On the down side, the opening is a bit too self-consciously try hard as Winton has futilely exercised the thesaurus to no good effect; soon enough he finds his rhythm and things get a lot tighter, so I guess we can blame the editor.
None of Winton's stuff really sticks with me. I don't fault him for that, but can't help wondering why. The reviews I read after are uniformly fawning and shithouse; Winton already said what he meant, and better.
Late-afternoon snorkel at Gordons Bay, off the southern rocks. Not the best visibility ever. A small stingray was doing the sand-flapping trick, and some fat wrasse sat in shallow water on the northern side. On the way back in I saw what may have been a small wobbegong — the tail was eel-like and it had a lot of small, short tentacles on its face.
I tried a couple of Mondays ago to get into this on the cheap ($15) but missed out due to the excellent reviews and a bunch of oldies who'd been camping out front since 5pm.
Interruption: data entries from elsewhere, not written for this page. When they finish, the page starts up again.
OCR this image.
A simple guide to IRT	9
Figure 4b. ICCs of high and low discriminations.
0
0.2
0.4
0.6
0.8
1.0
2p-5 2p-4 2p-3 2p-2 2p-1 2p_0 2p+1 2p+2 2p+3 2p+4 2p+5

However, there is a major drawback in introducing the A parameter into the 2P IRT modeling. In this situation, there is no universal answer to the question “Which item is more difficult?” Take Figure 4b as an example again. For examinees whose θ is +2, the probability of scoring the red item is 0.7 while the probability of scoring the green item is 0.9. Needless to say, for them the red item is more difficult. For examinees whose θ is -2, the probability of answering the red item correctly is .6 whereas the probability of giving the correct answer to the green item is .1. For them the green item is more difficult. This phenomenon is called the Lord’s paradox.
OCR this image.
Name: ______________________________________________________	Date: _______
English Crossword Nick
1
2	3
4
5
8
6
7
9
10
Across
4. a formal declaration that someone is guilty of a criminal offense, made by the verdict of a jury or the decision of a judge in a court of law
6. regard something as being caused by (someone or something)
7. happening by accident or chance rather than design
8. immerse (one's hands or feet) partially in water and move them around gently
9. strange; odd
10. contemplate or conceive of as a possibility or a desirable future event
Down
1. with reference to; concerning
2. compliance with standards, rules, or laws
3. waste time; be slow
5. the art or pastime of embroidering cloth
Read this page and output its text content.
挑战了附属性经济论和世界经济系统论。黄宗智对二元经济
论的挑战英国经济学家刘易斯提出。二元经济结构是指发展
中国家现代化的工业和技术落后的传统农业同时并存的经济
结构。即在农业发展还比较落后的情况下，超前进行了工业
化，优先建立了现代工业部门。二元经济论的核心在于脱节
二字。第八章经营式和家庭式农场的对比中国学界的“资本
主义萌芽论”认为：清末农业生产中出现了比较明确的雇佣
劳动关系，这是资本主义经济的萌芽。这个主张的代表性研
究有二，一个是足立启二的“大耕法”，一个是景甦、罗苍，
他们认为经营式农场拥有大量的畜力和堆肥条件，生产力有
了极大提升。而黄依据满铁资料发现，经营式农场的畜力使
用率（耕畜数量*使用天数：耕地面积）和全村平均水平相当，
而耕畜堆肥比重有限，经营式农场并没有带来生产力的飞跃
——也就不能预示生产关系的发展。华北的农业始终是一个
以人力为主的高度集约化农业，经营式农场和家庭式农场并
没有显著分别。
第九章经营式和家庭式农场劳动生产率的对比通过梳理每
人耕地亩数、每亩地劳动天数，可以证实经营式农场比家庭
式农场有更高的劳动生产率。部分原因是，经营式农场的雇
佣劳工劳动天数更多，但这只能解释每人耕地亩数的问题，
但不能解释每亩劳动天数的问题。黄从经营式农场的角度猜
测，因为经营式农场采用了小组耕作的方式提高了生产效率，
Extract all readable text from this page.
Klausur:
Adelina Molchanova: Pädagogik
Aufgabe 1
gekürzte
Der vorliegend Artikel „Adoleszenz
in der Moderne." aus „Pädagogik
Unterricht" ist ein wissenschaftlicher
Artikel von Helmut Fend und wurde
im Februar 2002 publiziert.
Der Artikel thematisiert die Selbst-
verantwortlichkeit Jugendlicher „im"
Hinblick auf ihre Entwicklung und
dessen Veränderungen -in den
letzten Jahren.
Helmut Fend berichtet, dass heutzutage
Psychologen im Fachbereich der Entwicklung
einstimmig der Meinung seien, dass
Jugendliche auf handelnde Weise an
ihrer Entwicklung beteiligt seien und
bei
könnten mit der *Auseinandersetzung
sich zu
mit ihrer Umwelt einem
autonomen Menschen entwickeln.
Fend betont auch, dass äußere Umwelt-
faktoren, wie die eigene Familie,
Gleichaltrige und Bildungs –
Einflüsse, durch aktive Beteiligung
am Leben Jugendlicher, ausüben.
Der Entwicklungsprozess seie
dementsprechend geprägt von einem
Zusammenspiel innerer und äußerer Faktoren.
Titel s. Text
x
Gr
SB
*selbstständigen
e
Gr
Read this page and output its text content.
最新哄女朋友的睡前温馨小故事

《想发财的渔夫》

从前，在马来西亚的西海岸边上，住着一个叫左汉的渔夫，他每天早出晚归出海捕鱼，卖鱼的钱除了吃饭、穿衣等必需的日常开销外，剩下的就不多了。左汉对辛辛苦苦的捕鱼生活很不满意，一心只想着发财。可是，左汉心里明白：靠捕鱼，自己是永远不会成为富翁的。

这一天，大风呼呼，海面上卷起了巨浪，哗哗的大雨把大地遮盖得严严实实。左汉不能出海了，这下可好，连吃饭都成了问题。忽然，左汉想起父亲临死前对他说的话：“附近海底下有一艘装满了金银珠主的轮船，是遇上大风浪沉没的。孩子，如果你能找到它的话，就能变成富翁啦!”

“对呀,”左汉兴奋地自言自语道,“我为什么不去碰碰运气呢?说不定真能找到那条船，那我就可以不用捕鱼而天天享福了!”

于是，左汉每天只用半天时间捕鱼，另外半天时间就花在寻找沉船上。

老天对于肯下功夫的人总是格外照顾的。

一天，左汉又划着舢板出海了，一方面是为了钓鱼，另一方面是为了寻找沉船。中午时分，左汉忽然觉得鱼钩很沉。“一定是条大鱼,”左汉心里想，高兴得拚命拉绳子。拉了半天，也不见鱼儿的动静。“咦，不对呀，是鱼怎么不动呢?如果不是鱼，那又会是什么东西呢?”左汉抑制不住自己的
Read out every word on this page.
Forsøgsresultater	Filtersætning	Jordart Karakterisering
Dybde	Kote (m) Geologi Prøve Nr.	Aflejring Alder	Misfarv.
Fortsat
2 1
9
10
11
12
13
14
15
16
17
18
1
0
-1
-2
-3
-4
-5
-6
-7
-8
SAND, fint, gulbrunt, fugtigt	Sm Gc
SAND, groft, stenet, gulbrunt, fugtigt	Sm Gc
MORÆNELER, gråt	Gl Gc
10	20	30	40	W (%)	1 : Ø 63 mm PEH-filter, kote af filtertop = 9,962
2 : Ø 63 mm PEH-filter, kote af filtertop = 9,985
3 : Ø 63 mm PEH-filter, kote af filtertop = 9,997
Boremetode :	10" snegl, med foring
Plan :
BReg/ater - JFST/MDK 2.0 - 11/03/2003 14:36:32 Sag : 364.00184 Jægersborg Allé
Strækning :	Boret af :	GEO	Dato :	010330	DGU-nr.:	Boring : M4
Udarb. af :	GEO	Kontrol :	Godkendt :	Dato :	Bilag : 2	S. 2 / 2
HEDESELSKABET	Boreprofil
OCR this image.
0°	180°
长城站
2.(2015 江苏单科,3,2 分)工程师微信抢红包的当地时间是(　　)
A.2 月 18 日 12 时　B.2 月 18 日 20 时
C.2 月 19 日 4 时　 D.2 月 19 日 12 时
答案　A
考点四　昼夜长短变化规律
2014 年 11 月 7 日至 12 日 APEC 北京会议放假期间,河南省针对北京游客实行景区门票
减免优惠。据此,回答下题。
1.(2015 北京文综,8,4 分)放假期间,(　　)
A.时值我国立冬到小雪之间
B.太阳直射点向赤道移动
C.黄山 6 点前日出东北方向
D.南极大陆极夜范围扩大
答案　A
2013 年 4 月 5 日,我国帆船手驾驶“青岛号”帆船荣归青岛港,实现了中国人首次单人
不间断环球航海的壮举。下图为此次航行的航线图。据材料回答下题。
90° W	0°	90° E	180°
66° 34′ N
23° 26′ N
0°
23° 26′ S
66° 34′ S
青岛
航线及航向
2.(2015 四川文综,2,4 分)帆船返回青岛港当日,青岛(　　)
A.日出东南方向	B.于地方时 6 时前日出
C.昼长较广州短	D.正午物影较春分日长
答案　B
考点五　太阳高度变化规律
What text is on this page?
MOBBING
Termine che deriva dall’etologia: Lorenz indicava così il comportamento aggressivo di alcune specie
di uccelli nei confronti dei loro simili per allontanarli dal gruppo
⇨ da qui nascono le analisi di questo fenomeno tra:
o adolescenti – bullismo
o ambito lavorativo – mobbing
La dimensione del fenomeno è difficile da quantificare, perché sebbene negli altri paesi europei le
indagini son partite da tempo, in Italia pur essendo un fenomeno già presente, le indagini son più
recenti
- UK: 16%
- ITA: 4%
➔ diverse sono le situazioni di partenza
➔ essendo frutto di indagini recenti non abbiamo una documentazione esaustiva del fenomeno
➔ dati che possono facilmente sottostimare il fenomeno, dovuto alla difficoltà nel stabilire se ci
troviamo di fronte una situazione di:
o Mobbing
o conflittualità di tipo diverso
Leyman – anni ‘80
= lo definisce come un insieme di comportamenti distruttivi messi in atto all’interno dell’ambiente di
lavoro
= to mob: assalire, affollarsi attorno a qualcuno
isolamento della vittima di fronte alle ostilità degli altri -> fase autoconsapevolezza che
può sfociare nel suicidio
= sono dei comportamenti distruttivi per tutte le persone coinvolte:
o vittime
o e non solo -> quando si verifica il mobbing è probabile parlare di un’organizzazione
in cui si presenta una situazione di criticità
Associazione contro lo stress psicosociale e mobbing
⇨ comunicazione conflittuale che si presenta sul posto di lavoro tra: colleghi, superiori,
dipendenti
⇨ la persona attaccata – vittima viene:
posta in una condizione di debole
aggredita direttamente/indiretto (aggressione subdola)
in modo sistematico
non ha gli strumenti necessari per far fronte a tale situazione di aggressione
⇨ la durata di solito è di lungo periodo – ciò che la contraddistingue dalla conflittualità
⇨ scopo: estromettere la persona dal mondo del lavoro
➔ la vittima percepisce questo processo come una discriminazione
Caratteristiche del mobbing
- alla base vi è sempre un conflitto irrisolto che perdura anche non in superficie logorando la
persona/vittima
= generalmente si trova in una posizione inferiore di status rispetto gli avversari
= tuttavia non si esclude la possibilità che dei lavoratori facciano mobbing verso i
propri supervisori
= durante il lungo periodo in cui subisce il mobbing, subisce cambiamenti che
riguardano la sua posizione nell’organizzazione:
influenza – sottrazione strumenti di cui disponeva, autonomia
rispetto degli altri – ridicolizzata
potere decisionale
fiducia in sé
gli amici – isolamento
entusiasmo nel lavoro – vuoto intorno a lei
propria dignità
This time I got there at 5:20pm (thanks Betts) and would probably still have got one if I'd shown up a bit later. I used the time before the show started to get a croissant and macchiato from the patisserie on Darlinghurst Road.
This is an old Australian play, and has dated somewhat like Summer of the 17th Doll. We're on the 1974 Women's Weekly Cherry Blossom Cruise to the erstwhile empire of Japan, and alongside a seedy master-of-fun we have a very war damaged returned soldier and his self-possessed wife, as well as a pan-Asian servant-class type and (in flashback? dreamland?) a fellow soldier. The acting is excellent, especially given the minimal sets. I enjoyed but did not fathom the Drinking Bird, and the accompanying Jinglish instructions were a bit of a clanger. Justin Stewart Cotta opened with a nice piece of physical expressiveness.
Dave tells me that Richard Flanagan canvasses a similar topic in his recent The Narrow Road to the Deep North. To me it was an antecedent of David Malouf's The Great World.
Erina invited me along to see this men's choir which is certainly not a men's group. The best part for me was when they momentarily paused in their cleverness and sang a Gregorian chant straight; that was captivating. I enjoyed the rest in a Monty Python sort of way. We had their pizza for dinner, and the bar staff were very friendly. A pretty stock inner-west kind of crowd, I think. The venue is full of Camel (cigarettes) paraphernalia, upstairs from the Django bar which is full of other sorts of stuff. Teascapes was this kitsch back in the day.
Two Waughs in a row is too much for me. This one is a society piece, a heavy-handed satire, and so very modern (scandalous) for 1930. The plot is clunky and unfocussed (stuff happens) and none of the characters is particularly interesting. Again an easy and quick read.
This is one of Bowie's top-100 books. Not sure I'll be trawling for more.